It’s Not Much, But It’s Home

I live in a small town, and I was born in a small town …

Sometimes I feel a bit overqualified to live here, and I think lots of people think of me as being a bit eccentric. After all, I not only read books but write them.

I ain’t right.

I like it, though, because I think it’s important not to get above one’s raising. I also get lots of amusement from the way of life here. I like the low cost of living. I like playing the obituaries crosswords where I carefully figure out what the connection is with someone who died in, say, Great Falls, Montana.

“Hmm. I bet she was one of those Cunninghams from over near the lake,” I say.

“Yep,” my mother adds. “She was a cousin of old Terry Cunningham. He died, oh, about the same time you were born.”

“Was he Lee Ann Cunningham’s daddy?”

“I think that’s right. She married a Philpot, didn’t she?”

“Yeah, but I think they got divorced, and now she’s Thompson.”

“Bless her heart. She was such a nice girl.”

This town has kind of a landed gentry. Traditionally, a group of, oh, ten families, maybe, pretty much runs things. They’re benevolent rulers, but we do have a discernible class structure. I don’t come from this landed gentry. I guess you’d say I have working-class roots. My mother grew up on a textile-mill village. My grandfather on my father’s side ran a grocery store on the edge of another “mill hill.” I’m conversant with the ruling class but only a probationary member, at best.

It was halftime of a local basketball game earlier this week, and I ran into one of the city fathers in the lobby. We chatted about bowl games – he’s a big fan of one of our major state universities – and about how the local school had just played a crackerjack first half. About five minutes later, I bumped into the same city father’s wife in line at the concession stand. I’ve always found her a bit snooty, and I’m pretty sure she doesn’t care for me, but it was an awkward moment, and she felt like she had to say something, being benevolent and all.

“Zack (not his real name) and I were just talking about you,” she said. “We were wondering what had become of you.”

“Well, I’ve been living here most of my life, Mrs. Flanders (not their real names).”

“No, but we just wondered if …”

“Well, I haven’t died or anything.”

“Well, I know, that’s … good. Zack and I are … glad to know that.”

I didn’t have to approach her remarks that way, but I couldn’t resist.

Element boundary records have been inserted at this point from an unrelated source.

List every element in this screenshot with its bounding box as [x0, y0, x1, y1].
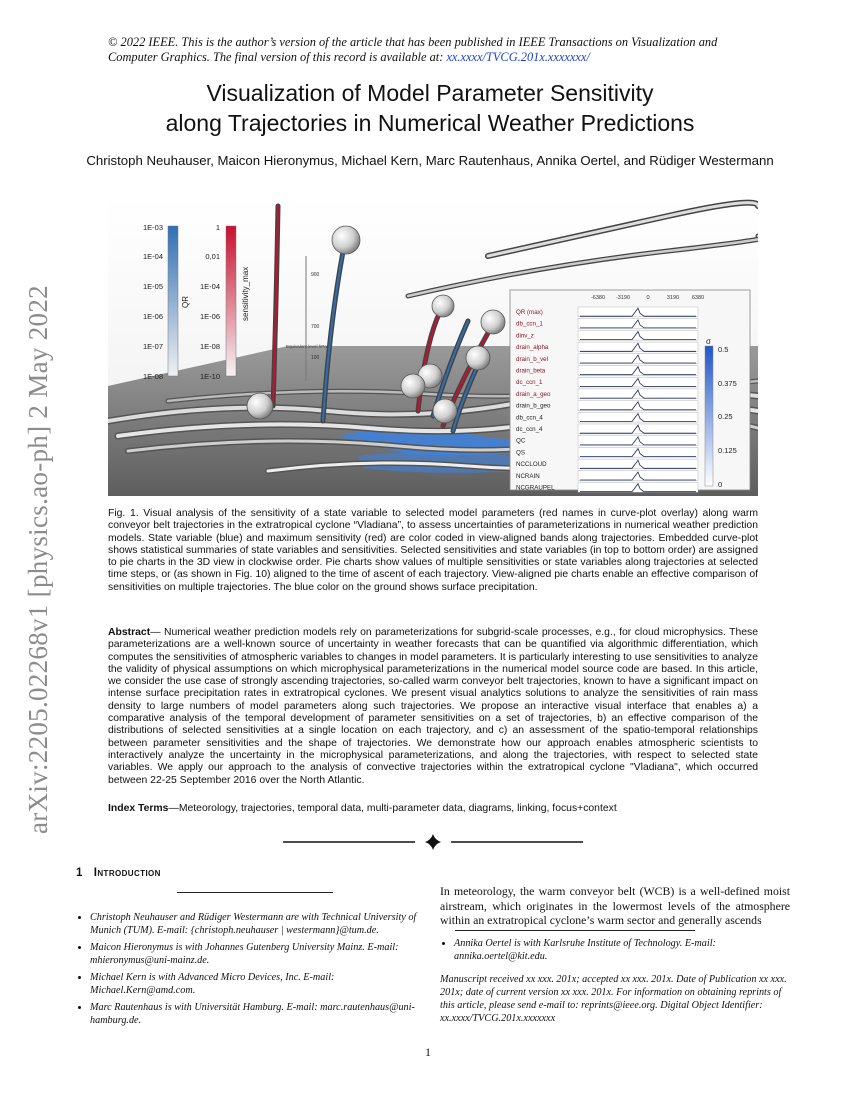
section-divider [283, 832, 583, 852]
sigma-tick: 0 [718, 480, 723, 489]
footnote-item: • Christoph Neuhauser and Rüdiger Westermann are with Technical University of Munich (TUM). E-mail: {christoph.neuhauser | westermann}@tum.de. [90, 911, 422, 937]
panel-row-label: NCRAIN [516, 472, 540, 480]
panel-row-label: QR (max) [516, 309, 543, 316]
pie-glyph[interactable] [247, 393, 273, 419]
copyright-notice [108, 35, 758, 65]
qr-tick: 1E-05 [142, 282, 163, 291]
doi-link[interactable]: xx.xxxx/TVCG.201x.xxxxxxx/ [446, 50, 590, 64]
panel-axis-tick: -3190 [615, 295, 631, 301]
panel-row[interactable] [516, 401, 698, 411]
author-list: Christoph Neuhauser, Maicon Hieronymus, Michael Kern, Marc Rautenhaus, Annika Oertel, and Rüdiger Westermann [86, 153, 774, 168]
panel-row-label: db_ccn_1 [516, 320, 543, 328]
panel-row-label: drain_a_geo [516, 390, 551, 398]
panel-row-label: NCGRAUPEL [516, 484, 555, 492]
title-line-1: Visualization of Model Parameter Sensitivity [206, 80, 654, 106]
right-footnotes [440, 937, 790, 1025]
footnote-item: • Marc Rautenhaus is with Universität Hamburg. E-mail: marc.rautenhaus@uni-hamburg.de. [90, 1001, 422, 1027]
index-terms [108, 803, 758, 814]
sensitivity-tick: 1E-06 [199, 312, 220, 321]
pie-glyph[interactable] [481, 310, 505, 334]
sensitivity-tick: 1E-04 [199, 282, 220, 291]
sigma-tick: 0.125 [718, 446, 737, 455]
qr-tick: 1E-06 [142, 312, 163, 321]
curve-plot-panel[interactable] [510, 290, 750, 492]
body-paragraph: In meteorology, the warm conveyor belt (WCB) is a well-defined moist airstream, which originates in the lowermost levels of the atmosphere within an extratropical cyclone’s warm sector and generally ascends [440, 884, 790, 928]
pie-glyph[interactable] [401, 374, 425, 398]
panel-row-label: QS [516, 449, 525, 457]
panel-row-label: drain_b_vel [516, 355, 548, 363]
paper-title [120, 78, 740, 138]
section-number: 1 [76, 866, 83, 879]
pie-glyph[interactable] [432, 295, 454, 317]
qr-tick: 1E-07 [142, 342, 163, 351]
qr-colorbar [168, 226, 178, 376]
pie-glyph[interactable] [332, 226, 360, 254]
footnote-rule [177, 892, 333, 893]
panel-row[interactable] [516, 354, 698, 364]
caption-text: Visual analysis of the sensitivity of a state variable to selected model parameters (red names in curve-plot overlay) along warm conveyor belt trajectories in the extratropical cyclone “Vladiana”, to assess uncertainties of parameterizations in numerical weather prediction models. State variable (blue) and maximum sensitivity (red) are color coded in view-aligned bands along trajectories. Embedded curve-plot shows statistical summaries of state variables and sensitivities. Selected sensitivities and state variables (in top to bottom order) are assigned to pie charts in the 3D view in clockwise order. Pie charts show values of multiple sensitivities or state variables along trajectories at selected time steps, or (as shown in Fig. 10) aligned to the time of ascent of each trajectory. View-aligned pie charts enable an effective comparison of sensitivities on multiple trajectories. The blue color on the ground shows surface precipitation. [108, 508, 759, 593]
panel-row-label: drain_beta [516, 367, 546, 375]
sensitivity-tick: 1 [215, 223, 220, 232]
pressure-tick: 700 [311, 324, 320, 330]
abstract-text: — Numerical weather prediction models rely on parameterizations for subgrid-scale processes, e.g., for cloud microphysics. These parameterizations are a well-known source of uncertainty in weather forecasts that can be quantified via algorithmic differentiation, which computes the sensitivities of atmospheric variables to changes in model parameters. It is particularly interesting to use sensitivities to analyze the validity of physical assumptions on which microphysical parameterizations in the numerical model source code are based. In this article, we consider the use case of strongly ascending trajectories, so-called warm conveyor belt trajectories, known to have a significant impact on intense surface precipitation rates in extratropical cyclones. We present visual analytics solutions to analyze the sensitivities of rain mass density to large numbers of model parameters along such trajectories. We propose an interactive visual interface that enables a) a comparative analysis of the temporal development of parameter sensitivities on a set of trajectories, b) an effective comparison of the distributions of selected sensitivities at a single location on each trajectory, and c) an assessment of the spatio-temporal relationships between parameter sensitivities and the shape of trajectories. We demonstrate how our approach enables atmospheric scientists to interactively analyze the uncertainty in the microphysical parameterizations, and along the trajectories, with respect to selected state variables. We apply our approach to the analysis of convective trajectories within the extratropical cyclone "Vladiana", which occurred between 22-25 September 2016 over the North Atlantic. [108, 627, 758, 786]
pie-glyph[interactable] [433, 399, 457, 423]
title-line-2: along Trajectories in Numerical Weather Predictions [165, 110, 695, 136]
panel-row[interactable] [516, 483, 698, 493]
panel-row-label: dc_ccn_4 [516, 426, 543, 433]
panel-axis-tick: 6380 [691, 295, 705, 301]
diamond-ornament-icon [425, 834, 441, 850]
pressure-tick: 900 [311, 272, 320, 278]
teaser-figure [108, 196, 758, 496]
panel-row-label: db_ccn_4 [516, 414, 543, 422]
notice-text: © 2022 IEEE. This is the author’s version of the article that has been published in IEEE Transactions on Visualization and Computer Graphics. The final version of this record is available at: [108, 35, 718, 64]
sigma-colorbar [705, 346, 713, 486]
caption-label: Fig. 1. [108, 508, 139, 519]
qr-tick: 1E-04 [142, 252, 163, 261]
panel-row[interactable] [516, 366, 698, 376]
sigma-label: σ [706, 337, 711, 346]
panel-axis-tick: -6380 [590, 295, 606, 301]
qr-label: QR [181, 296, 190, 308]
affiliation-footnotes [72, 911, 422, 1031]
index-terms-text: —Meteorology, trajectories, temporal data, multi-parameter data, diagrams, linking, focus+context [168, 803, 617, 814]
panel-row-label: dinv_z [516, 332, 534, 340]
panel-row-label: dc_ccn_1 [516, 379, 543, 387]
panel-row[interactable] [516, 389, 698, 399]
pressure-tick: 100 [311, 355, 320, 361]
panel-axis-tick: 3190 [666, 295, 680, 301]
sensitivity-label: sensitivity_max [241, 266, 250, 321]
sensitivity-colorbar [226, 226, 236, 376]
panel-row[interactable] [516, 342, 698, 352]
sensitivity-tick: 1E-10 [199, 372, 220, 381]
pie-glyph[interactable] [466, 346, 490, 370]
panel-row-label: drain_alpha [516, 344, 549, 352]
sensitivity-tick: 1E-08 [199, 342, 220, 351]
sigma-tick: 0.25 [718, 412, 733, 421]
panel-row-label: QC [516, 437, 526, 445]
panel-axis-tick: 0 [646, 295, 650, 301]
abstract [108, 627, 758, 787]
pressure-label: Equivalent level hPa [286, 344, 327, 349]
section-heading [76, 866, 161, 879]
panel-row[interactable] [516, 459, 698, 469]
page-number: 1 [425, 1045, 431, 1059]
index-terms-label: Index Terms [108, 803, 169, 814]
footnote-rule-right [455, 930, 695, 931]
qr-tick: 1E-03 [142, 223, 163, 232]
footnote-item: • Annika Oertel is with Karlsruhe Institute of Technology. E-mail: annika.oertel@kit.edu. [454, 937, 790, 963]
arxiv-stamp: arXiv:2205.02268v1 [physics.ao-ph] 2 May 2022 [23, 285, 53, 834]
footnote-item: • Maicon Hieronymus is with Johannes Gutenberg University Mainz. E-mail: mhieronymus@uni-mainz.de. [90, 941, 422, 967]
section-title: Introduction [93, 866, 161, 879]
manuscript-note: Manuscript received xx xxx. 201x; accepted xx xxx. 201x. Date of Publication xx xxx. 201x; date of current version xx xxx. 201x. For information on obtaining reprints of this article, please send e-mail to: reprints@ieee.org. Digital Object Identifier: xx.xxxx/TVCG.201x.xxxxxxx [440, 974, 787, 1024]
sigma-tick: 0.5 [718, 345, 729, 354]
abstract-label: Abstract [108, 627, 151, 638]
sensitivity-tick: 0,01 [205, 252, 220, 261]
qr-tick: 1E-08 [142, 372, 163, 381]
sigma-tick: 0.375 [718, 379, 737, 388]
panel-row-label: drain_b_geo [516, 402, 551, 410]
figure-caption [108, 508, 758, 594]
footnote-item: • Michael Kern is with Advanced Micro Devices, Inc. E-mail: Michael.Kern@amd.com. [90, 971, 422, 997]
panel-row-label: NCCLOUD [516, 461, 547, 469]
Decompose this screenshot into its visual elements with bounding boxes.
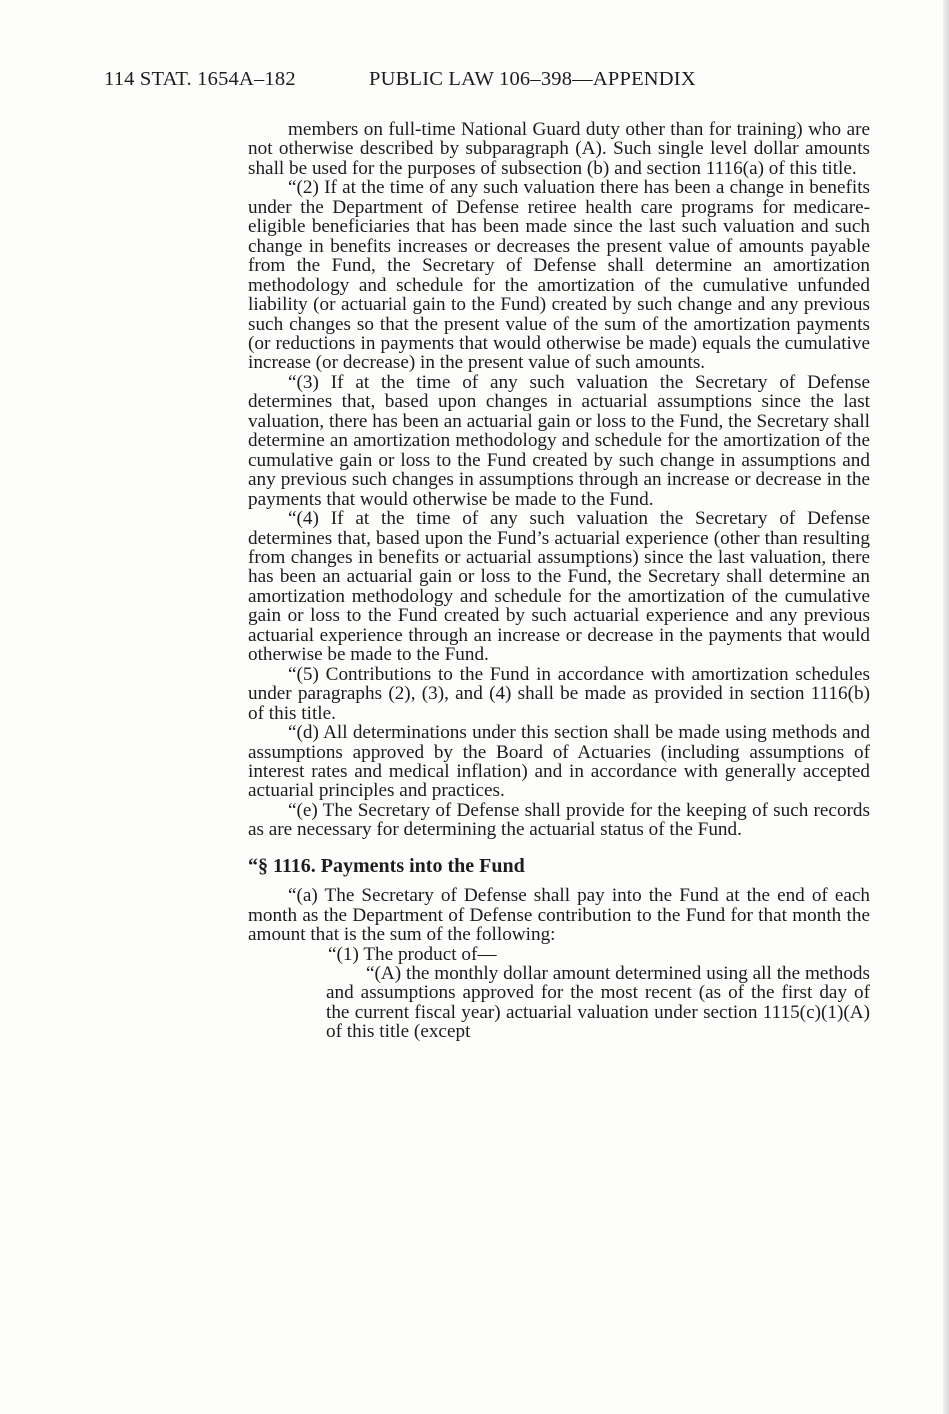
subsection-a: “(a) The Secretary of Defense shall pay into the Fund at the end of each month as the Department of Defense contribution to the Fund for that month the amount that is the sum of the following: [248, 885, 870, 946]
running-header [104, 68, 696, 91]
body-text [248, 120, 870, 1042]
paragraph-1: “(1) The product of— [328, 943, 497, 965]
subparagraph-A: “(A) the monthly dollar amount determined using all the methods and assumptions approved for the most recent (as of the first day of the current fiscal year) actuarial valuation under section 1115(c)(1)(A) of this title (except [326, 963, 870, 1043]
law-title: PUBLIC LAW 106–398—APPENDIX [369, 68, 696, 90]
paragraph-continued: members on full-time National Guard duty other than for training) who are not otherwise described by subparagraph (A). Such single level dollar amounts shall be used for the purposes of subsection (b) and section 1116(a) of this title. [248, 119, 870, 179]
paragraph-2: “(2) If at the time of any such valuation there has been a change in benefits under the Department of Defense retiree health care programs for medicare-eligible beneficiaries that has been made since the last such valuation and such change in benefits increases or decreases the present value of amounts payable from the Fund, the Secretary of Defense shall determine an amortization methodology and schedule for the amortization of the cumulative unfunded liability (or actuarial gain to the Fund) created by such change and any previous such changes so that the present value of the sum of the amortization payments (or reductions in payments that would otherwise be made) equals the cumulative increase (or decrease) in the present value of such amounts. [248, 177, 870, 374]
page-edge [943, 0, 949, 1414]
section-heading: “§ 1116. Payments into the Fund [248, 854, 525, 877]
paragraph-4: “(4) If at the time of any such valuation the Secretary of Defense determines that, based upon the Fund’s actuarial experience (other than resulting from changes in benefits or actuarial assumptions) since the last valuation, there has been an actuarial gain or loss to the Fund, the Secretary shall determine an amortization methodology and schedule for the amortization of the cumulative gain or loss to the Fund created by such actuarial experience and any previous actuarial experience through an increase or decrease in the payments that would otherwise be made to the Fund. [248, 508, 870, 666]
paragraph-5: “(5) Contributions to the Fund in accordance with amortization schedules under paragraphs (2), (3), and (4) shall be made as provided in section 1116(b) of this title. [248, 663, 870, 724]
paragraph-3: “(3) If at the time of any such valuation the Secretary of Defense determines that, based upon changes in actuarial assumptions since the last valuation, there has been an actuarial gain or loss to the Fund, the Secretary shall determine an amortization methodology and schedule for the amortization of the cumulative gain or loss to the Fund created by such change in assumptions and any previous such changes in assumptions through an increase or decrease in the payments that would otherwise be made to the Fund. [248, 371, 870, 510]
subsection-d: “(d) All determinations under this section shall be made using methods and assumptions approved by the Board of Actuaries (including assumptions of interest rates and medical inflation) and in accordance with generally accepted actuarial principles and practices. [248, 722, 870, 802]
subsection-e: “(e) The Secretary of Defense shall provide for the keeping of such records as are necessary for determining the actuarial status of the Fund. [248, 799, 870, 841]
stat-reference: 114 STAT. 1654A–182 [104, 68, 296, 90]
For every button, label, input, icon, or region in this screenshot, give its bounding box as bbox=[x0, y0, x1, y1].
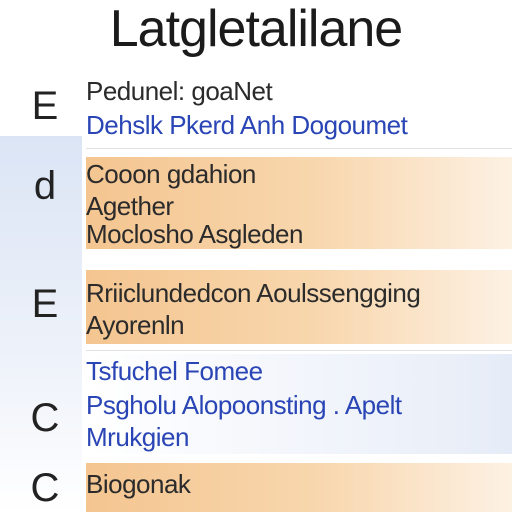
side-letter-2: d bbox=[33, 164, 57, 208]
list-item-4 bbox=[86, 354, 512, 454]
list-item-subheading: Dehslk Pkerd Anh Dogoumet bbox=[86, 110, 408, 140]
side-letter-4: C bbox=[30, 396, 60, 440]
list-item-heading: Rriiclundedcon Aoulssengging bbox=[86, 278, 421, 308]
list-item-5 bbox=[86, 463, 512, 512]
list-item-2 bbox=[86, 157, 512, 249]
list-item-1 bbox=[86, 74, 512, 144]
list-item-line: Psgholu Alopoonsting . Apelt bbox=[86, 390, 402, 420]
list-item-line: Moclosho Asgleden bbox=[86, 219, 303, 249]
list-item-heading: Cooon gdahion bbox=[86, 159, 256, 189]
list-item-heading: Biogonak bbox=[86, 469, 191, 499]
side-letter-5: C bbox=[30, 466, 60, 510]
page-title: Latgletalilane bbox=[109, 0, 403, 58]
divider bbox=[86, 350, 512, 351]
side-letter-1: E bbox=[31, 84, 59, 128]
list-item-heading: Pedunel: goaNet bbox=[86, 76, 273, 106]
list-item-heading: Tsfuchel Fomee bbox=[86, 356, 263, 386]
list-item-line: Mrukgien bbox=[86, 422, 189, 452]
list-item-line: Ayorenln bbox=[86, 310, 185, 340]
list-item-line: Agether bbox=[86, 191, 174, 221]
list-item-3 bbox=[86, 270, 512, 344]
divider bbox=[86, 148, 512, 149]
side-letter-3: E bbox=[31, 282, 59, 326]
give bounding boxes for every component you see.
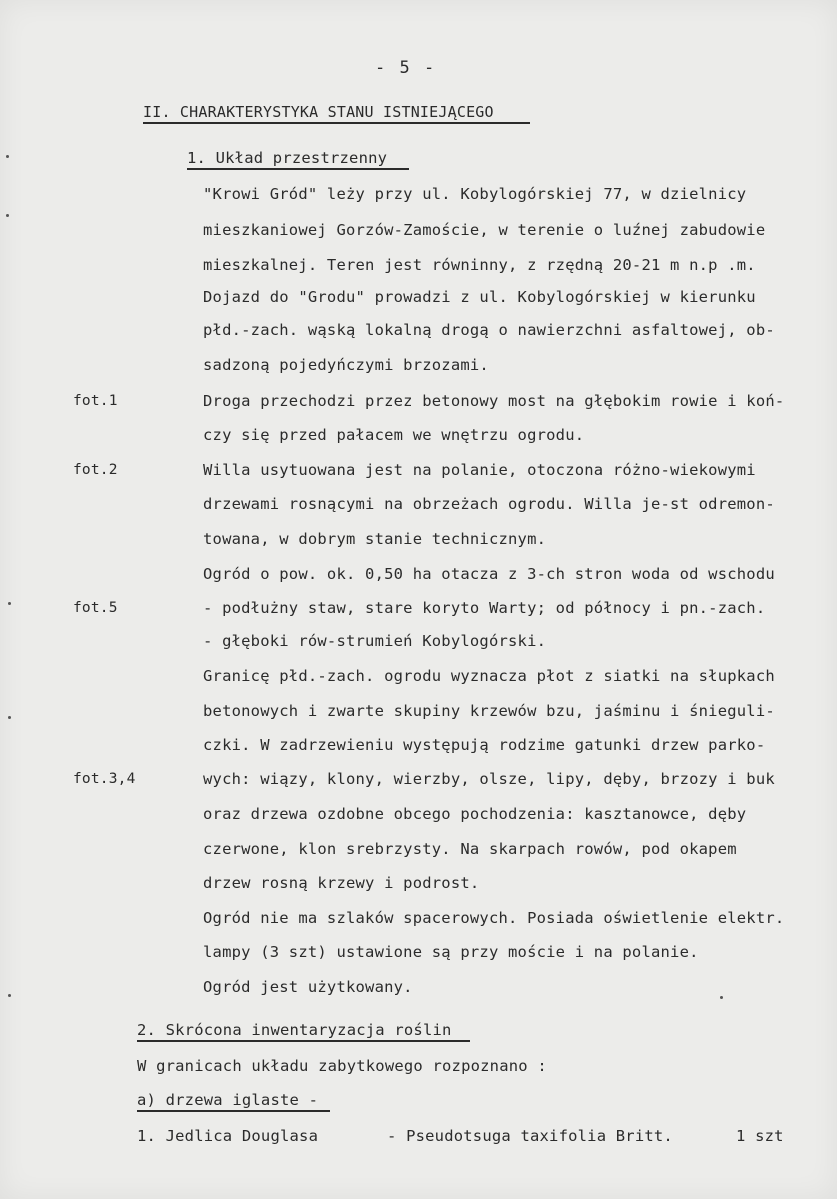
section-title-layout: 1. Układ przestrzenny [187, 149, 388, 167]
text-line: czki. W zadrzewieniu występują rodzime gatunki drzew parko- [203, 736, 766, 754]
text-line: - podłużny staw, stare koryto Warty; od północy i pn.-zach. [203, 599, 766, 617]
text-line: czerwone, klon srebrzysty. Na skarpach rowów, pod okapem [203, 840, 737, 858]
scan-speck [8, 716, 11, 719]
page-number: - 5 - [375, 58, 437, 78]
subsection-underline [137, 1110, 330, 1112]
text-line: drzew rosną krzewy i podrost. [203, 874, 480, 892]
plant-count: 1 szt [736, 1127, 784, 1145]
text-line: oraz drzewa ozdobne obcego pochodzenia: kasztanowce, dęby [203, 805, 747, 823]
margin-note: fot.5 [73, 600, 118, 616]
plant-latin-name: - Pseudotsuga taxifolia Britt. [387, 1127, 673, 1145]
text-line: Ogród nie ma szlaków spacerowych. Posiada oświetlenie elektr. [203, 909, 785, 927]
text-line: - głęboki rów-strumień Kobylogórski. [203, 632, 547, 650]
scan-speck [720, 996, 723, 999]
scan-speck [8, 994, 11, 997]
subsection-title-conifers: a) drzewa iglaste - [137, 1091, 319, 1109]
text-line: płd.-zach. wąską lokalną drogą o nawierzchni asfaltowej, ob- [203, 321, 775, 339]
scan-speck [6, 155, 9, 158]
text-line: mieszkalnej. Teren jest równinny, z rzędną 20-21 m n.p .m. [203, 256, 756, 274]
text-line: sadzoną pojedyńczymi brzozami. [203, 356, 489, 374]
text-line: drzewami rosnącymi na obrzeżach ogrodu. Willa je-st odremon- [203, 495, 775, 513]
text-line: lampy (3 szt) ustawione są przy moście i na polanie. [203, 943, 699, 961]
text-line: betonowych i zwarte skupiny krzewów bzu, jaśminu i śnieguli- [203, 702, 775, 720]
text-line: Ogród o pow. ok. 0,50 ha otacza z 3-ch stron woda od wschodu [203, 565, 775, 583]
text-line: czy się przed pałacem we wnętrzu ogrodu. [203, 426, 585, 444]
text-line: wych: wiązy, klony, wierzby, olsze, lipy, dęby, brzozy i buk [203, 770, 775, 788]
scan-speck [8, 602, 11, 605]
text-line: Willa usytuowana jest na polanie, otoczona różno-wiekowymi [203, 461, 756, 479]
text-line: Granicę płd.-zach. ogrodu wyznacza płot z siatki na słupkach [203, 667, 775, 685]
plant-common-name: 1. Jedlica Douglasa [137, 1127, 319, 1145]
chapter-heading: II. CHARAKTERYSTYKA STANU ISTNIEJĄCEGO [143, 103, 494, 121]
text-line: Droga przechodzi przez betonowy most na głębokim rowie i koń- [203, 392, 785, 410]
section-title-underline [137, 1040, 470, 1042]
margin-note: fot.2 [73, 462, 118, 478]
text-line: "Krowi Gród" leży przy ul. Kobylogórskiej 77, w dzielnicy [203, 185, 747, 203]
section-title-inventory: 2. Skrócona inwentaryzacja roślin [137, 1021, 452, 1039]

I was just too amused, and I knew she was trying to talk when she didn’t really have something to say, and that she’d just talked her way right into a corner, and I just wasn’t of a mind to let her out of it.

“I’ll do my damndest to stay alive,” I said, paying three dollars for a Diet Pepsi and popcorn and walking away.

Ain’t I a stinker?

As my mother noted, the post office now keeps “banker’s hours,” which aren’t actually followed by bankers anymore, and it’s only open on Saturdays from 9 to 10 a.m. I had a package to ship and got there about five minutes till 9, and there were people lined up in the lobby, waiting for the doors to the main desk to be opened. I didn’t know anyone in line but tried to break the ice a little by saying, “Well, I guess I wasn’t the only one to have this bright idea.”

A few chuckles.

At this point, an eccentric little woman took center stage. She was short, red-headed, oh, probably in her sixties, and wearing a purple T-shirt and dungarees. She wasn’t in line. She, in fact, stood with her back against the plate-glass windows, parking lot behind her, and delivered what can only be described as a soliloquy.

I found it quite bizarre. The soliloquy lasted until the doors were unlocked and people started streaming, a bit more urgently than usual, perhaps, into the area where people lug packages and ship them at a much higher frequency this time of year.

She rambled. At one point, she said that, when she dies, she wants someone to shoot her dog and throw it in the casket on top of her. It’s because her dog doesn’t love anyone but her and would probably go on a three-state mailman-attacking spree the moment the woman dies.

No one else said a word. Everyone else looked mortified.

This, however, was only a small part of her remarks. It was a roaring river of consciousness, and I was wondering if the little redheaded lady, who appeared to be fairly educated as well as nutty as your average holiday fruitcake, would ever stop. I was envisioning a conversation at the desk over whether or not it was possible to ship a small dog that had just been shot. To heaven.

“Oh, well,” she finally said, “I better get on home.”

She walked out the door, and I said, “I didn’t start that, did I?”

A few chuckles. I just get chuckles.